Handle errors, caching, and token discrepancies

For accurate cost tracking, account for failed conversations, cache token pricing, and occasional reporting inconsistencies.

Resolve output token discrepancies

In rare cases, you might observe different output_tokens values for messages with the same ID. When this occurs:
  1. Use the highest value: the final message in a group typically contains the accurate total.
  2. Verify against total cost: the total_cost_usd in the result message is authoritative.
  3. Report inconsistencies: file issues at the Claude Code GitHub repository.

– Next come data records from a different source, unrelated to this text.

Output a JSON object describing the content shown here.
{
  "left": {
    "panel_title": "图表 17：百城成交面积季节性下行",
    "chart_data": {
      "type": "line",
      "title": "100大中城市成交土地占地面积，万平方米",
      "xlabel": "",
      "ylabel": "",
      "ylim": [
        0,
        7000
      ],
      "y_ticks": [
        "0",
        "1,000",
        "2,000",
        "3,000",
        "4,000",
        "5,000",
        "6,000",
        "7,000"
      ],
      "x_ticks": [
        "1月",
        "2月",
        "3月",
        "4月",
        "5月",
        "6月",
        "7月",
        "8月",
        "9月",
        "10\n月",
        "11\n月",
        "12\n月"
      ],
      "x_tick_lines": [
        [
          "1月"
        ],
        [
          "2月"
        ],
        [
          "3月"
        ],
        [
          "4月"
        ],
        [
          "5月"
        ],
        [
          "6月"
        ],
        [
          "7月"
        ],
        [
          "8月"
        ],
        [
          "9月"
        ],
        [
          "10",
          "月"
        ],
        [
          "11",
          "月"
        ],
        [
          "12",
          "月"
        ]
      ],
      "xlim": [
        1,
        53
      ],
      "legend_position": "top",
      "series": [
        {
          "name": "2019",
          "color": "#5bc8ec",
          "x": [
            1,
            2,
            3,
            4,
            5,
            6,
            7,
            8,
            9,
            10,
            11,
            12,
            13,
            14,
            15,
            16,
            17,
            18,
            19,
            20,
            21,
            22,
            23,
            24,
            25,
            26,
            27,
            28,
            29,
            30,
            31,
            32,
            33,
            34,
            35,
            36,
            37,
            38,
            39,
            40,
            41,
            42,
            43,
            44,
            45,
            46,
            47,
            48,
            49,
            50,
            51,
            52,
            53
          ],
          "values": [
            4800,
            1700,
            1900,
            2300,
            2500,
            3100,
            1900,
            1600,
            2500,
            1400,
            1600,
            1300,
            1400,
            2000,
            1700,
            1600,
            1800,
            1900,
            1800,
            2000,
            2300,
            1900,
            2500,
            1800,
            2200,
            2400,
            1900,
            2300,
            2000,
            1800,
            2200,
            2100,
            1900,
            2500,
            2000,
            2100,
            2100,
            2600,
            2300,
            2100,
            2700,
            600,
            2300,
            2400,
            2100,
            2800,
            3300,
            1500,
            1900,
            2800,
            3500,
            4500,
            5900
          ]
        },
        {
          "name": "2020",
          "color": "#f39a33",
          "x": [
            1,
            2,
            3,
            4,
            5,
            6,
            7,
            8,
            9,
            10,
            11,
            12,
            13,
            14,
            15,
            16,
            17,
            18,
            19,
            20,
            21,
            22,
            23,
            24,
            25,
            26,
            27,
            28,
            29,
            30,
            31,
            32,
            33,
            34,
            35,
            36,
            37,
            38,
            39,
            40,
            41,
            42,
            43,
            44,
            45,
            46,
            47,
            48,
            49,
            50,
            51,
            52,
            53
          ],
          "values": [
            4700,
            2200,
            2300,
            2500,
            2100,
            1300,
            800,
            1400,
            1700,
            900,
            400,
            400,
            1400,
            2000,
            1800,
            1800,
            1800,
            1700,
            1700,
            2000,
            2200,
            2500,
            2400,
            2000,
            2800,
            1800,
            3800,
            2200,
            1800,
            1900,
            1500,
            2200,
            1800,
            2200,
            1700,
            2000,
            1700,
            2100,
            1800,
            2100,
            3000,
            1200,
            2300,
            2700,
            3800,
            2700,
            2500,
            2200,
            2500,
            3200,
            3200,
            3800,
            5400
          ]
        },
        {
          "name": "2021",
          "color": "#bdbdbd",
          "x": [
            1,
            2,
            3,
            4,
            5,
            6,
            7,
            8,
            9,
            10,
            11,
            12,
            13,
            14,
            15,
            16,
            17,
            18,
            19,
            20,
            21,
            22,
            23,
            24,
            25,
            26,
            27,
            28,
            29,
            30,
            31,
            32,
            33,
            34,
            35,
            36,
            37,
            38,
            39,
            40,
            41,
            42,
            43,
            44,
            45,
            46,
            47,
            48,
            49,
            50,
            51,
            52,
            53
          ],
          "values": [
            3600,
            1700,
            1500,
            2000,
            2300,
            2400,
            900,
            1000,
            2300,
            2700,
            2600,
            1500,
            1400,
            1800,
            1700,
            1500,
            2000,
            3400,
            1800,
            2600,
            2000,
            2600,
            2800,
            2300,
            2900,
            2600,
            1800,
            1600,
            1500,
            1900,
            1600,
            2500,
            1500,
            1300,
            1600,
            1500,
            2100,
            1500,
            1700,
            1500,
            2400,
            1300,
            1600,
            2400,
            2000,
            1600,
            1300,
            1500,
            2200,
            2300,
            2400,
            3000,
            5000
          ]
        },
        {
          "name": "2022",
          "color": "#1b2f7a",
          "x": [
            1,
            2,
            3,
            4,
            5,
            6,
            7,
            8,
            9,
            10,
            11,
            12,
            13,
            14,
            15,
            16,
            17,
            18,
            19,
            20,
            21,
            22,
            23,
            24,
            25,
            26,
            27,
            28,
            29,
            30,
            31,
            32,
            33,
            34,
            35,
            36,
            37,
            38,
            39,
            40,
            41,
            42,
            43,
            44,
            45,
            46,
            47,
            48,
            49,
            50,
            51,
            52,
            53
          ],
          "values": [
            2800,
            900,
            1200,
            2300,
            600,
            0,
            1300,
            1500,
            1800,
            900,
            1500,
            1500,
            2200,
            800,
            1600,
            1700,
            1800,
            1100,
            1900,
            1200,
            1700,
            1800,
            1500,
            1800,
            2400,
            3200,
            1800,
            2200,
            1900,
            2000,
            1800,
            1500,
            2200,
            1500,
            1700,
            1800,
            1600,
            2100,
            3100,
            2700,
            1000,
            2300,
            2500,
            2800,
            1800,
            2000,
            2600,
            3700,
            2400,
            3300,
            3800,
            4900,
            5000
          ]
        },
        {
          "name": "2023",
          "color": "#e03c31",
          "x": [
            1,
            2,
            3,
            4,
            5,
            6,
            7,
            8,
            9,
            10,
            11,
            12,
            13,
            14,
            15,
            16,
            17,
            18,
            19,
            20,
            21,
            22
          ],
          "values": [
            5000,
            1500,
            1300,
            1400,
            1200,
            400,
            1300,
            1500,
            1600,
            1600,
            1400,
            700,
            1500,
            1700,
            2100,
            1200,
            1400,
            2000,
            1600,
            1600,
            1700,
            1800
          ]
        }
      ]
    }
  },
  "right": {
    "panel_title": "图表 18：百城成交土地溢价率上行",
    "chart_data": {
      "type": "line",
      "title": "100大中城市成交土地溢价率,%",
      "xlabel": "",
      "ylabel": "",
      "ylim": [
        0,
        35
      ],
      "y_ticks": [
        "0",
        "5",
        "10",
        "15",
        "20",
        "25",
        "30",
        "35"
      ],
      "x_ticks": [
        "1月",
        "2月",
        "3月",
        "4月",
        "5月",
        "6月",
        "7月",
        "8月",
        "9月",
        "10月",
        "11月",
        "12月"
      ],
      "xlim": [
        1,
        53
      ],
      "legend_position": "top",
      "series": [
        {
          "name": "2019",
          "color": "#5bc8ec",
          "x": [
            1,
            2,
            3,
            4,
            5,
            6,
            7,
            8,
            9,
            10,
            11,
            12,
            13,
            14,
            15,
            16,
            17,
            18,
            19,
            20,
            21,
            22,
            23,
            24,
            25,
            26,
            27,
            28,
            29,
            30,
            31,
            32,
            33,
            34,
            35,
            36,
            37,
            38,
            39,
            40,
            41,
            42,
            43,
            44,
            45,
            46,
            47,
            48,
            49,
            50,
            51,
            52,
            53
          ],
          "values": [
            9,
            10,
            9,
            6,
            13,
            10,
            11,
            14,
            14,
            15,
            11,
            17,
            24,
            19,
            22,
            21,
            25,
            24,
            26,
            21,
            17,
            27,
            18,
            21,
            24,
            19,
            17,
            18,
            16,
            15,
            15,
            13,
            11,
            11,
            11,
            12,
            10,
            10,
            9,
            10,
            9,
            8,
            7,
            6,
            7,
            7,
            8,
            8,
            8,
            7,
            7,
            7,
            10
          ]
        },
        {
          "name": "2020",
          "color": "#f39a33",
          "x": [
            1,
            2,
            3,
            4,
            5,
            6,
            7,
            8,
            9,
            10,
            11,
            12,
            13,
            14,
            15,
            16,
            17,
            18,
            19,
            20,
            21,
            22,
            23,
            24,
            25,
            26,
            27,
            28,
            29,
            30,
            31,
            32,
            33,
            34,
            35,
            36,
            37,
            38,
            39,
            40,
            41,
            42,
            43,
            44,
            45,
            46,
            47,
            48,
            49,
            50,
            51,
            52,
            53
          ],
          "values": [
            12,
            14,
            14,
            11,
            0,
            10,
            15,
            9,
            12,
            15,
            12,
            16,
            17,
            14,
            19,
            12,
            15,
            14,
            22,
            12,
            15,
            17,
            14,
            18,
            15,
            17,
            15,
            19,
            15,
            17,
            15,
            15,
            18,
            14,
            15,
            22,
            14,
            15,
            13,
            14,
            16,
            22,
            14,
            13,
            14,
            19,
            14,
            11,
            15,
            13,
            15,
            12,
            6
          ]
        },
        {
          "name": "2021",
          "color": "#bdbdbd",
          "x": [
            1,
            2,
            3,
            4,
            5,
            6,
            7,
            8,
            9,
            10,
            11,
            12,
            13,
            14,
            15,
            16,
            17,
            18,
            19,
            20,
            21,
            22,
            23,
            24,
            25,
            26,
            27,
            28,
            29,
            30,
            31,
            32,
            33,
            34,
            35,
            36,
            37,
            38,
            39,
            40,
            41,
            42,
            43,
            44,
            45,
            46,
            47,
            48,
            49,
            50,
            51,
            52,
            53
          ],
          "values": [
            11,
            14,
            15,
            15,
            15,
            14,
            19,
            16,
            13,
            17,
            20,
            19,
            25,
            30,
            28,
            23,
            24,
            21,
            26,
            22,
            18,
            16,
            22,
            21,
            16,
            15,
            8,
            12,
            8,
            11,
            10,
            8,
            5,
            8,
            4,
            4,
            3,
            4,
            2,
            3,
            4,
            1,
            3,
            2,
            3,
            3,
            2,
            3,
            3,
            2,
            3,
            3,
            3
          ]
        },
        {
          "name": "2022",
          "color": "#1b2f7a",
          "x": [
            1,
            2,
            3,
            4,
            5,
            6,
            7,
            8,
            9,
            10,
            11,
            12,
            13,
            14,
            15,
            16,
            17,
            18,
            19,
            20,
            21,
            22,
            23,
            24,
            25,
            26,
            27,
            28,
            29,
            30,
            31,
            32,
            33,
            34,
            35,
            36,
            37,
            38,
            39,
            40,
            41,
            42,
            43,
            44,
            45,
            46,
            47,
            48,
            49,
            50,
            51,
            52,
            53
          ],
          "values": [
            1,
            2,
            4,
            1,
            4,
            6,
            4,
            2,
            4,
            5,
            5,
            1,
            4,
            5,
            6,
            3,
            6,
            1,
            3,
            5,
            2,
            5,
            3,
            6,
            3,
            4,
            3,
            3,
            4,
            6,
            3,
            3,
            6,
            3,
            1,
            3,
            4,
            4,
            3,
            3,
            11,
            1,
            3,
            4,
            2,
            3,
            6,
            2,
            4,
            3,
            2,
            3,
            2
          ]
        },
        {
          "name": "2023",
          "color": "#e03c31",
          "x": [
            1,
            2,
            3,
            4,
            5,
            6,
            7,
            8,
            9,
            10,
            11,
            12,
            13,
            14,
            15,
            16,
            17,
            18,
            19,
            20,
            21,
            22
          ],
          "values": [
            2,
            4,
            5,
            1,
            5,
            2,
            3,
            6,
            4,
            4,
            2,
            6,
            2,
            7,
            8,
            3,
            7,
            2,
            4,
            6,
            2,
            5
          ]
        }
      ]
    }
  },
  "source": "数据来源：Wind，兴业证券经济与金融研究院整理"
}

Track costs on failed conversations

Both success and error result messages include usage and total_cost_usd. If a conversation fails mid-way, you still consumed tokens up to the point of failure. Always read cost data from the result message regardless of its subtype.

Track cache tokens

The Agent SDK automatically uses prompt caching to reduce costs on repeated content. You do not need to configure caching yourself. The usage object includes two additional fields for cache tracking:
  • cache_creation_input_tokens: tokens used to create new cache entries (charged at a higher rate than standard input tokens).
  • cache_read_input_tokens: tokens read from existing cache entries (charged at a reduced rate).
Track these separately from input_tokens to understand caching savings. In TypeScript, these fields are typed on the Usage object. In Python, they appear as keys in the ResultMessage.usage dict (for example, message.usage.get("cache_read_input_tokens", 0)).